They Just Don’t Get It

It understandably drives the 401(k) industry nuts to hear professors and regulators proposing to cut the tax incentives for the business owners who sponsor workplace plans or for those who contribute the largest amounts to plans.

At the ASPPA/NAPA 401(k) Summit in Las Vegas this week, you could hear a lot of defensive anger at the government and at academics for their efforts to shrink the tax expenditure for retirement savings or kill it entirely.

A cynic might accuse the retirement industry of biting the hand that feeds when it attacks Uncle Sam, since tax deferral is the mother’s milk of the business. But occupants of the House-that-ERISA-Built are not unjustified when they say that bureaucrats and Ivory Tower experts—my epithets, not theirs—don’t get it.

Here’s the disconnect. To certain policy kibitizers, Ivy League professors and reportedly the White House, some of the $50 billion to $70 billion that the government “spends” each year to incentivize Americans to save for retirement is wasted on upper-income DC plan participants who would have saved for retirement anyway.

These mainly liberal policymakers and academics would prefer to cap the tax break for well-to-do participants at 28% (compared with the maximum of 39.6%) and use some of the tax expenditure to help undersavers save more and/or to extend the availability of workplace retirement plans to the currently underserved half of the working population.

ASPPA (American Society of Pension Professionals and Actuaries), which lobbies on behalf of plan advisors and service providers, is particularly upset about last years’ “Danish” study, published by the National Bureau of Economic Research. In it, academics with excellent credentials produced evidence that tax incentives have little positive impact on the mass of participants.

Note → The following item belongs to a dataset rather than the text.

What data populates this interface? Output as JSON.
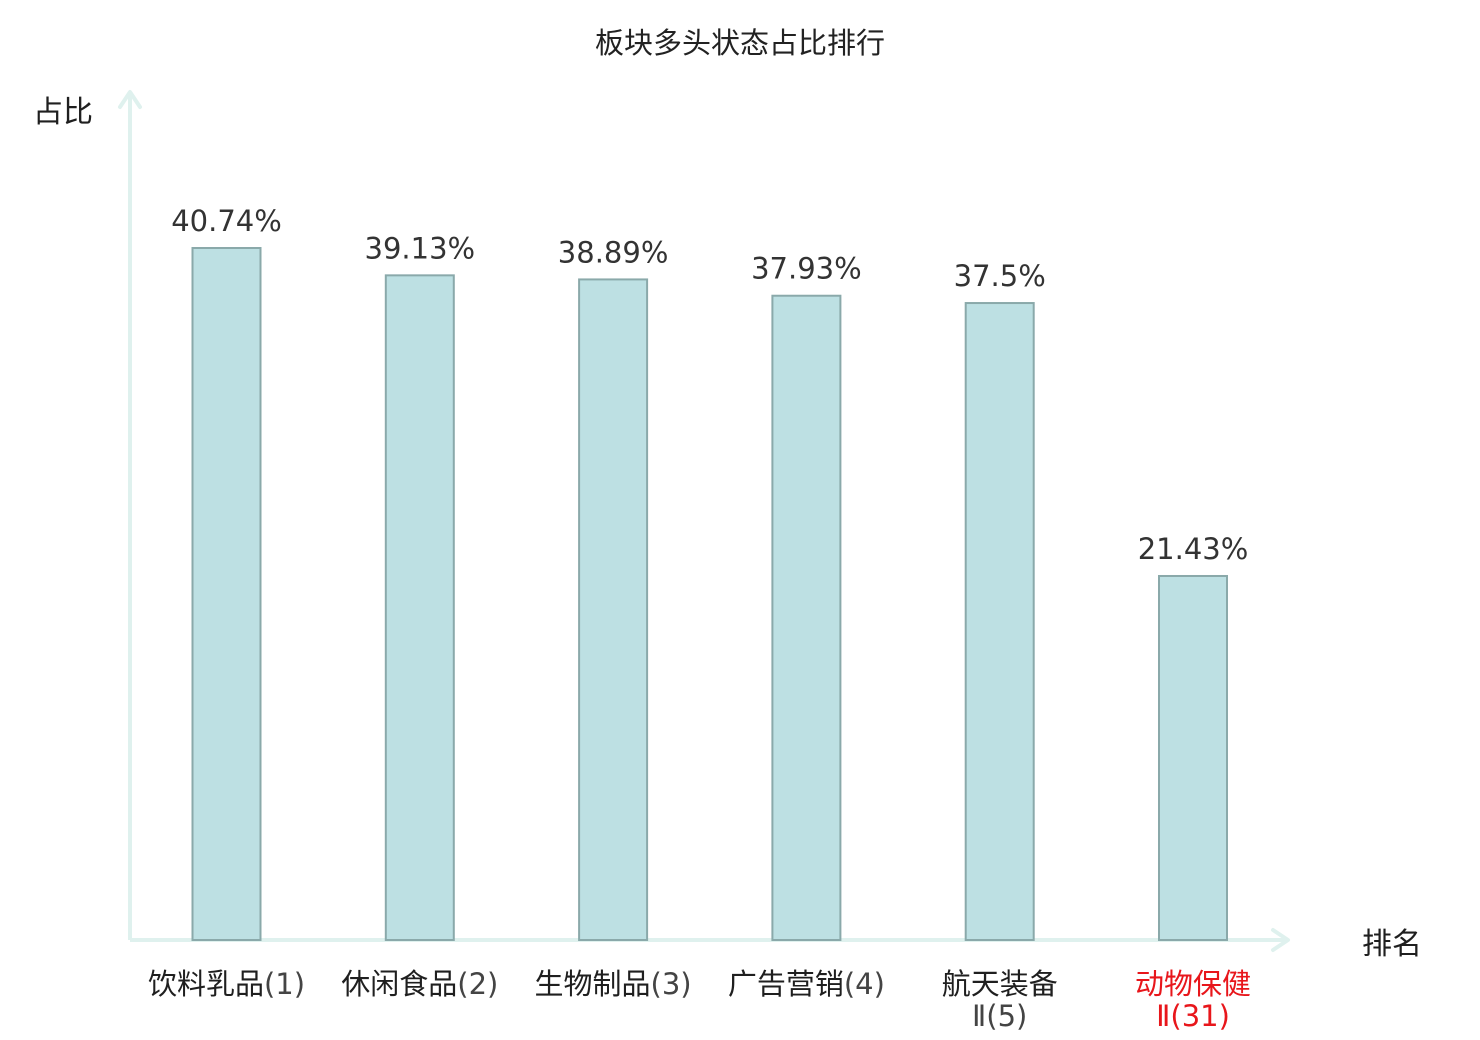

What don’t the policymakers and academics understand? They don’t get that the 401(k) industry, like the beer industry or the fast food industry or the arts or the “gaming” industry, relies on its largest customers and contributors for a disproportionate amount of its revenues.

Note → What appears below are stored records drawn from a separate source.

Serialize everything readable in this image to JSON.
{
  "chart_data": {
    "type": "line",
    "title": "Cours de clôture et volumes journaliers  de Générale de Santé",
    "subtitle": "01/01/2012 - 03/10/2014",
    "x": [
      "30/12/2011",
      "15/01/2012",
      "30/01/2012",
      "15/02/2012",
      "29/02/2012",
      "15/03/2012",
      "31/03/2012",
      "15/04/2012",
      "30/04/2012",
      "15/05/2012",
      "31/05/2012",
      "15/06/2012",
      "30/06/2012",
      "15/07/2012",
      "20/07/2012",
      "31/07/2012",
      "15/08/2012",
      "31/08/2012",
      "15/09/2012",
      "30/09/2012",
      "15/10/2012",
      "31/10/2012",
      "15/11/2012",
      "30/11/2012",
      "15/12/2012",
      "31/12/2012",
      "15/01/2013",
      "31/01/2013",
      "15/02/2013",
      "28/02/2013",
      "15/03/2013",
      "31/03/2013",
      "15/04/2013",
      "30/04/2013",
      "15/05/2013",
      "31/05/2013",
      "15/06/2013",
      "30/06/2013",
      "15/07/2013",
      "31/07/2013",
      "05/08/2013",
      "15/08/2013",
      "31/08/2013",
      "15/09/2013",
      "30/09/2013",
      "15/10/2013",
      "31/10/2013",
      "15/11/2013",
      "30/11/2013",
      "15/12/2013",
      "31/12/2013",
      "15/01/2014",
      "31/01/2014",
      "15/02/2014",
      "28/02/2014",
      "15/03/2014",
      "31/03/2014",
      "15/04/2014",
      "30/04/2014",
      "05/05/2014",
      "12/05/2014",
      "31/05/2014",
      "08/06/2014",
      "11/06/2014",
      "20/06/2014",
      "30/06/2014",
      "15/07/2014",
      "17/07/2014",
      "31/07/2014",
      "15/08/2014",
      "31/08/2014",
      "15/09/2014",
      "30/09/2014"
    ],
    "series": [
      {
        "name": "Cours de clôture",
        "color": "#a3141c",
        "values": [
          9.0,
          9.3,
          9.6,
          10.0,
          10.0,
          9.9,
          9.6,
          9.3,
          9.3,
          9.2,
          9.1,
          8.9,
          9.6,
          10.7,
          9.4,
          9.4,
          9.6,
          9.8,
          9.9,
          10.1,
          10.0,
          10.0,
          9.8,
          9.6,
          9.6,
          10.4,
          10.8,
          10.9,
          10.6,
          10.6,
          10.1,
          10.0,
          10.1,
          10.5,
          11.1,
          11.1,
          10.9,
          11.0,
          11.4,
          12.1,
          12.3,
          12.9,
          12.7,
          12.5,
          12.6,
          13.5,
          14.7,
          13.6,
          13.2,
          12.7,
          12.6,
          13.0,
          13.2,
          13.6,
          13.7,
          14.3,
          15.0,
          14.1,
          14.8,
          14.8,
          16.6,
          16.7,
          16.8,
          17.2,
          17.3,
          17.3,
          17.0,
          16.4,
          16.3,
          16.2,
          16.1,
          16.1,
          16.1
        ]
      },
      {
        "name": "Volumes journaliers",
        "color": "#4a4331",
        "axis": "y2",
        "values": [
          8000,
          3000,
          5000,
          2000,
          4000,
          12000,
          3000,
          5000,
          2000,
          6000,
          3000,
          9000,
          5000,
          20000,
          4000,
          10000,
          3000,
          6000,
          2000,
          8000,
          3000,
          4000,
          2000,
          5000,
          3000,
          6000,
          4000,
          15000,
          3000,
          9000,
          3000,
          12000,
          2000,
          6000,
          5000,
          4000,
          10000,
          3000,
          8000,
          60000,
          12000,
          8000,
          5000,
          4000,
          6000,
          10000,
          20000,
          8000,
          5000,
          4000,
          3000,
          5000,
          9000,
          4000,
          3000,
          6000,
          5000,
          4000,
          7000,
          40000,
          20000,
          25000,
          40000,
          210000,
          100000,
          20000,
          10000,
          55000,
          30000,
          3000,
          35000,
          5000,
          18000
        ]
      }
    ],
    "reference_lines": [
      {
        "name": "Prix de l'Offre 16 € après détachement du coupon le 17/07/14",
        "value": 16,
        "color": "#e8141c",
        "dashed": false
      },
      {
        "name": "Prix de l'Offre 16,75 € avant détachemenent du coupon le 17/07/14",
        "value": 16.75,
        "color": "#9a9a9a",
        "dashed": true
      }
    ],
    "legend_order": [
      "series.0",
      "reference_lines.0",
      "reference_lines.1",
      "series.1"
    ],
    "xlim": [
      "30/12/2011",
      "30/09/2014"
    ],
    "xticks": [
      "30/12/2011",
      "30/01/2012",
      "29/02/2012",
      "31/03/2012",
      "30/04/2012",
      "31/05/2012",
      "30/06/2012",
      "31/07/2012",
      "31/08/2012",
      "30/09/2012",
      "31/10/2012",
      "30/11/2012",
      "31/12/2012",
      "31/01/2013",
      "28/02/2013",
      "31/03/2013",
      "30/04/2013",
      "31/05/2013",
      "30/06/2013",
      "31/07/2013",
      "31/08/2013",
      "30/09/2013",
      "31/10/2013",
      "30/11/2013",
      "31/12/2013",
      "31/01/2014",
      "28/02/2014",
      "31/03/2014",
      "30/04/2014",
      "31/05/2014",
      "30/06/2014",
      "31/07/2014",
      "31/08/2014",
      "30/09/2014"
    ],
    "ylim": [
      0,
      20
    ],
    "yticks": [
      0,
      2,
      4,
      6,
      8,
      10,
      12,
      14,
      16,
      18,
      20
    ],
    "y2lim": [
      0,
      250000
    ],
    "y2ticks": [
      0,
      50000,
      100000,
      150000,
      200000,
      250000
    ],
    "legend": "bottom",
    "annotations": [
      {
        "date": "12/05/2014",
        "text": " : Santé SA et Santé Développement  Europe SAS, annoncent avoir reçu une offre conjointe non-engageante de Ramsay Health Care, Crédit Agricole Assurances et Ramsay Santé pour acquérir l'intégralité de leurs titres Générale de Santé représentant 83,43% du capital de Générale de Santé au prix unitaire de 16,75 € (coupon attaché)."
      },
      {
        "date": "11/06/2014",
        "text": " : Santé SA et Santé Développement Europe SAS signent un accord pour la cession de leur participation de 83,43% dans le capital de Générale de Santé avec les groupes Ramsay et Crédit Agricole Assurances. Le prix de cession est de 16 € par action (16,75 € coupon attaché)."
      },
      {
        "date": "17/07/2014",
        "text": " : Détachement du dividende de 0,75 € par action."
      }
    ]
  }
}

The biggest contributors to 401(k) plans cover a disproportion of the plan expenses (unless perhaps the plan has a flat administrative fee). And small business owners, the wealthiest of whom who can save almost $20,000 in taxes each year by contributing the maximum to their plans, are the ones who often decide whether to sponsor a plan for employees or not.

These are the people whom the retirement industry wants to incentivize—not to save more per se, but to support the 401(k) business. The industry wants to reward these crucial customers more. It understandably drives the industry nuts to hear New England professors and Beltway theorists proposing to reduce the incentives for high rollers. They’ll just take their chips someplace else.

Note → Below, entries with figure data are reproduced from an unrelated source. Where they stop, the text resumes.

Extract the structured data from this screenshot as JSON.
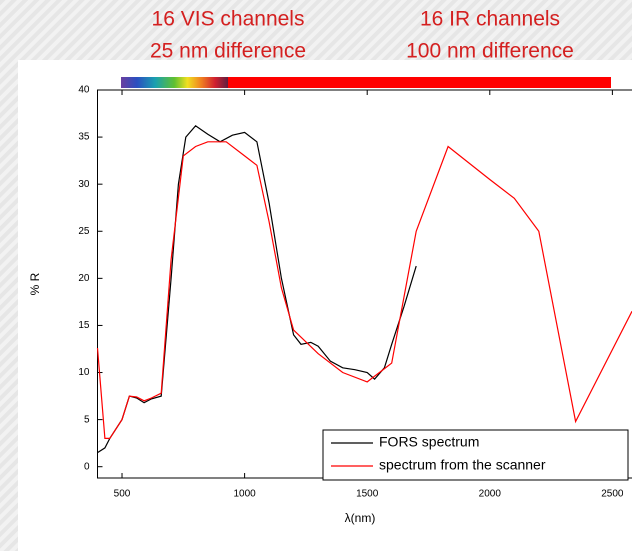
{
  "chart_data": {
    "type": "line",
    "annotations": [
      "16 VIS channels",
      "25 nm difference",
      "16 IR channels",
      "100 nm difference"
    ],
    "xlabel": "λ(nm)",
    "ylabel": "% R",
    "xlim": [
      400,
      2580
    ],
    "ylim": [
      -1.2,
      40
    ],
    "xticks": [
      500,
      1000,
      1500,
      2000,
      2500
    ],
    "yticks": [
      0,
      5,
      10,
      15,
      20,
      25,
      30,
      35,
      40
    ],
    "legend": "bottom-right",
    "series": [
      {
        "name": "FORS spectrum",
        "color": "#000000",
        "x": [
          400,
          430,
          450,
          500,
          530,
          560,
          590,
          620,
          660,
          700,
          730,
          760,
          800,
          850,
          900,
          950,
          1000,
          1050,
          1100,
          1150,
          1200,
          1230,
          1270,
          1300,
          1350,
          1400,
          1450,
          1500,
          1530,
          1570,
          1600,
          1650,
          1700
        ],
        "values": [
          1.5,
          2,
          3,
          5,
          7.5,
          7.3,
          6.8,
          7.2,
          7.5,
          20,
          30,
          35,
          36.2,
          35.3,
          34.5,
          35.2,
          35.5,
          34.5,
          28,
          20,
          14,
          13,
          13.2,
          12.8,
          11.2,
          10.5,
          10.3,
          10,
          9.3,
          10.5,
          13,
          17,
          21.3
        ]
      },
      {
        "name": "spectrum from the scanner",
        "color": "#ff0000",
        "x": [
          400,
          430,
          450,
          500,
          530,
          560,
          590,
          620,
          660,
          700,
          750,
          800,
          850,
          925,
          1000,
          1050,
          1100,
          1150,
          1200,
          1300,
          1400,
          1500,
          1600,
          1700,
          1830,
          2000,
          2100,
          2200,
          2350,
          2580
        ],
        "values": [
          12.6,
          3,
          3,
          5,
          7.5,
          7.4,
          7,
          7.3,
          7.8,
          22,
          33,
          34,
          34.5,
          34.5,
          33,
          32,
          26,
          19,
          14.5,
          12,
          10,
          9,
          11,
          25,
          34,
          30.5,
          28.5,
          25,
          4.8,
          16.5
        ]
      }
    ]
  }
}
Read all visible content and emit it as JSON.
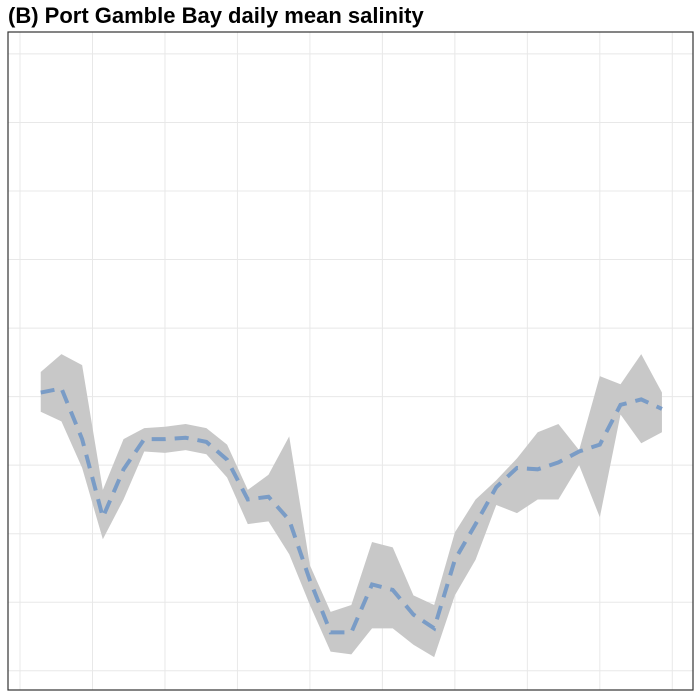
{
  "chart_data": {
    "type": "line",
    "title": "(B) Port Gamble Bay daily mean salinity",
    "x": [
      1,
      2,
      3,
      4,
      5,
      6,
      7,
      8,
      9,
      10,
      11,
      12,
      13,
      14,
      15,
      16,
      17,
      18,
      19,
      20,
      21,
      22,
      23,
      24,
      25,
      26,
      27,
      28,
      29,
      30,
      31
    ],
    "values": [
      2.03,
      2.06,
      1.69,
      1.12,
      1.47,
      1.69,
      1.69,
      1.7,
      1.67,
      1.54,
      1.25,
      1.27,
      1.1,
      0.66,
      0.28,
      0.28,
      0.63,
      0.59,
      0.41,
      0.31,
      0.81,
      1.07,
      1.34,
      1.48,
      1.47,
      1.52,
      1.6,
      1.65,
      1.94,
      1.98,
      1.91
    ],
    "upper": [
      2.18,
      2.31,
      2.23,
      1.32,
      1.69,
      1.77,
      1.78,
      1.8,
      1.77,
      1.65,
      1.32,
      1.43,
      1.71,
      0.77,
      0.43,
      0.48,
      0.94,
      0.9,
      0.55,
      0.48,
      1.01,
      1.25,
      1.39,
      1.55,
      1.74,
      1.8,
      1.61,
      2.15,
      2.09,
      2.31,
      2.03
    ],
    "lower": [
      1.89,
      1.82,
      1.48,
      0.96,
      1.25,
      1.6,
      1.59,
      1.61,
      1.58,
      1.41,
      1.07,
      1.09,
      0.85,
      0.48,
      0.14,
      0.12,
      0.31,
      0.31,
      0.19,
      0.1,
      0.55,
      0.81,
      1.21,
      1.15,
      1.25,
      1.25,
      1.5,
      1.12,
      1.87,
      1.66,
      1.74
    ],
    "color": "#7a9cc6",
    "band_color": "#c8c8c8",
    "xlim": [
      -0.58,
      32.5
    ],
    "ylim": [
      -0.14,
      4.66
    ],
    "xticks": [
      0,
      3.5,
      7,
      10.5,
      14,
      17.5,
      21,
      24.5,
      28,
      31.5
    ],
    "yticks": [
      0,
      0.5,
      1,
      1.5,
      2,
      2.5,
      3,
      3.5,
      4,
      4.5
    ],
    "grid": true
  }
}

But if the policymakers live in a utopian fantasy to some extent, so does the 401(k) industry. Its fantasy is that auto-enrollment and auto-escalation and behavioral tricks will propel the mass of participants to retirement with accounts fat enough to replace (along with Social Security) as much as 85% of their peak salaries every year from age 65 to age 90.   

Of course they want people to save more—for the same reason that Starbuck’s wants you to drink more lattes. AUM drives their business. But only a slim minority of plan participants will ever save enough to finance a long retirement, let alone finance a rising share of their health care costs and legacies for their kids. Most people are going to need insurance products, as a component of overall savings, to help themselves and society deal with the cost of rising longevity. 

Besides the rivalry between these utopian visions, another rivalry manifested itself at the ASPPA/NAPA Summit. That’s the rivalry between those who see the reform activities of the Department of Labor and the actions of plaintiff’s attorneys (the legal equivalents of short-sellers) as an opportunity and those who see them as threats.

It’s the rivalry between entrenched retirement interests, which desperately want to hold onto the increasingly-hard-to-justify extra 50 bps they’ve been surreptitiously charging participants for years, and the smaller service providers who hope to use the new climate of transparency and fee competition to steal business from the profiteers. It will be interesting to watch the game play out.